Cabinet Secretary Karlo Nograles also lambasted the supposed intrusion on Philippine sovereignty, saying, “Parang dinidiktahan tayo sa kung paano patakbuhin ang justice system natin. Independent tayo. Sovereign state tayo.”

(It is as if we’re being instructed on how to run our own justice system. We are independent. We are a sovereign state.)

Soler disagrees. The law, he explains, is “an exercise of US power”, rather than an infringement of sovereignty. “The aim of the US is clearly policy change, and it feels it can achieve this by exerting its influence on other countries to align their policies with the principles the US adheres to,” Soler explains.

Three of the bill’s proponents, US senators Edward Markey, Richard Durbin, and Patrick Leahy, have also been banned from entering the Philippines. Panelo threatened to revoke the visa-upon-arrival privilege for American citizens, which would force them to instead acquire regular visas before visiting the country.

“President Duterte is sorely mistaken if he thinks he can silence my voice and that of my colleagues,” responded Markey in a statement last January.

From the ground

Soler discredits Panelo’s threat, saying that the recent counter-threat to impose visa requirements on American citizens would only serve to “complicate US-Philippine relations” and prove ineffective in reversing the sanctions.

But he admits that the Global Magnitsky Act might not be enough to force a shift in domestic policy in the Philippines. “The current administration seems steadfast in its belief in its actions, he stresses. “It has time and again dismissed calls from the international community to be more transparent in its campaign against drugs and refuted accusations of human rights abuses.” Soler adds that the policy might serve as a “platform” for the Duterte administration to label its critics as “enemies of
the state”.

Soler additionally warns that previous sanctions by the US to other countries have historically “mostly only worsened” tensions between the US and the sanctioned state. In the same breath, he mentions that Filipino officials would find the US sanctions “very difficult to circumvent.”

The European Union (EU) has also begun working on its own version of the law, which would likewise freeze the EU-based assets of human rights offenders and ban their entry into the EU.

By the end of January, relations have only soured further.
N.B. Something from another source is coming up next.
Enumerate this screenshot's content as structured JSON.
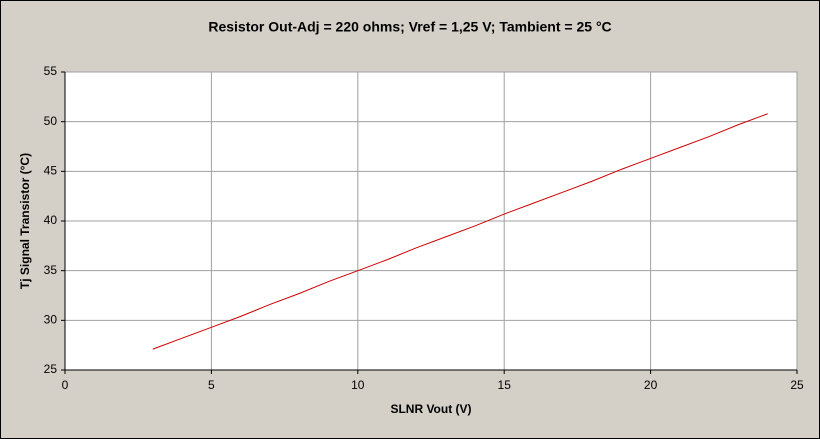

Duterte angrily threatened to cancel the country’s Visiting Forces Agreement with America after former police chief and incumbent Sen. Ronaldo dela Rosa confirmed last January 22 that his US visa had been cancelled. The cancellation is reportedly due to the Asia Reassurance Initiative Act, which also allows visa bans against foreign officials tagged as human rights violators. The President has also rejected an invitation to attend a special summit in the US next March and has more recently forbidden members of the cabinet from traveling to America “indefinitely”. The lines are being drawn in the sand.

Update: February 13, 2020, 5 pm

As of February 13, Duterte has ordered the cancellation of the VFA, despite protests from Filipino officials.